CINCINNATI – As City Parks Director, Willie Carden oversaw the creation of Smale Riverfront Park and the renovation and expansion of Washington Park - two gems that have brightened the city core and raised the city's livability and reputation.
He also helped revive the struggling Cincinnati Parks Foundation.
But Carden, who has announced he is retiring next spring, has also been at the center of controversy in his 16 years on the job.
In 2014, the Ohio Ethics Commission found that Carden and Marijane Krug, Division of Financial Services Director, improperly took bonuses from the private Parks Foundation.
In 2015, Mayor John Cranley called for an external audit of the foundation after Carden and Krug came under scrutiny over management of foundation funds.
In 2010, an incomplete city audit raised concerns over the relationship between the public Park Board and the private Park Foundation, whose funds Carden controlled.
Carden, who withdrew as Cranley's candidate for city manager three days after he was censured by the Ethics Commission, announced his plan to retire next spring in a six-page letter to the Park Board.
"I wish to emphasize that this date of my retirement – on the 30-year milestone of my work with the City – was set many years ago," Carden wrote. "In large part, it was a promise to my wife, who has had to endure my many years of long hours and seemingly endless work tasks … Now, having raised our family and achieved our professional goals, it remains precisely the right time."
Carden said the 2007 Master Plan he forged not only resulted in the success of Smale and Washington parks, but also in rebuilding or renovating more than 20 other parks, expanding the street tree assessment, working with MSD on green infrastructure projects, expanding Sister City collaborations, increasing non-taxpayer revenues and developing partnerships with Cincinnati Public Schools, CDC and Hamilton County Parks to manage and improve parks.
On the down side, the Ethics Commission determined that Carden could have faced prosecution for improperly taking $61,000 in bonuses from the Parks Foundation. But the commission permitted Carden and Krug, who took $37,000 in bonuses, to return half of the payments and prevent the matter from being turned over to a prosecutor.
The commission said Carden and Krug rescued the Foundation's failing fundraising efforts and the Board rewarded them with annual bonuses they should not have taken. Both got a warning from the commission that "any future alleged violation of Ethics Law" would be "fully investigated and, if warranted by the facts, recommended to be prosecuted."

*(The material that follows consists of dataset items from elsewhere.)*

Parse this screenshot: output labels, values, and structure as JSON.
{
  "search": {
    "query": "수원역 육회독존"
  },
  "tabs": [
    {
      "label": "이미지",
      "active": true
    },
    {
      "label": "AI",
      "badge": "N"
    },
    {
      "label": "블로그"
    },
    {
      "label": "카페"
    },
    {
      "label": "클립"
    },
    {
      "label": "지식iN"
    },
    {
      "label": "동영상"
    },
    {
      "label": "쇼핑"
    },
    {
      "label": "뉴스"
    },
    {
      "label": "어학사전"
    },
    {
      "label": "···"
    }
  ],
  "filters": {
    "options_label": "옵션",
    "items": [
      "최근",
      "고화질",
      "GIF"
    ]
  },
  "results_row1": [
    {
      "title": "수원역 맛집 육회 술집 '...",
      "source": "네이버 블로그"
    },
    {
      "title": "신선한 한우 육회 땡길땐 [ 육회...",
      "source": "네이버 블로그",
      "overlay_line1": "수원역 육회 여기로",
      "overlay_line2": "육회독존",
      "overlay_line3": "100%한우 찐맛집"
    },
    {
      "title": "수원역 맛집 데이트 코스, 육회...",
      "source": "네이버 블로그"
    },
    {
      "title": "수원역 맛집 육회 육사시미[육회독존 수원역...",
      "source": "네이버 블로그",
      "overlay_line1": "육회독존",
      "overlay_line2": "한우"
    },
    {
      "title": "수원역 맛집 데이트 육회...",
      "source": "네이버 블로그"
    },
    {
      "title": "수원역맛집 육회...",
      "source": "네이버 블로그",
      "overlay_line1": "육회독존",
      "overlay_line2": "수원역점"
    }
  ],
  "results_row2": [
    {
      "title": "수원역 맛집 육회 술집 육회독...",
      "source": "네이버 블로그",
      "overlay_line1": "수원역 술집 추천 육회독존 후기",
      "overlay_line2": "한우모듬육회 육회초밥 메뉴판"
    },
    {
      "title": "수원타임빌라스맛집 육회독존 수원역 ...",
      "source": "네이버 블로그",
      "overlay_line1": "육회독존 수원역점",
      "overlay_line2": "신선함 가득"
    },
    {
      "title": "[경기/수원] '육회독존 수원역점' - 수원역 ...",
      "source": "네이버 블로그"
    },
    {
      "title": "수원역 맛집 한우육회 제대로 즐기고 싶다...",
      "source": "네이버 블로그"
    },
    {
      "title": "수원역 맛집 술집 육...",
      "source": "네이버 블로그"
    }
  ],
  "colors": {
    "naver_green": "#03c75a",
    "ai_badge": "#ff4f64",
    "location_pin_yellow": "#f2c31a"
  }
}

Cranley asked for an audit into the Park Board's spending of private Foundation money after WCPO raised questions about an expense report filed by Krug in April 2014. The request was for more than $27,000. WCPO asked Carden for more information, but he said he was unavailable to address it.
The audit found several major problems in how the public Park Board and Parks Department deal with the private Parks Foundation, including significant gaps in oversight, a widespread lack of checks and balances and, in some cases. The auditors also said park attorneys limited what data they could review.
Last March, the city's budget and finance committee investigated and found that the Park Board did nothing "illegal or unethical" in its use of master service agreements to build parts of Smale Park. City Manager Harry Black had sharply criticized their use, going so far as to say city law was violated in the process.
In his retirement letter, Carden warned that the Park Board "must continue to find ways to enhance revenues to offset our growing – and concerning budgetary challenges."
Over the past five years, Carden said, the Park Board returned an annual average of 80 cents in cash-leveraged funds and services for every taxpayer dollar it received.
But he added: "Innovation alone cannot carry the day in the face of $55+ million dollars in capital maintenance needs. This is an urgent need that must be addressed by the City if our aging infrastructure is to survive."
The search for Carden's replacement is on the agenda for Thursday's Park Board meeting.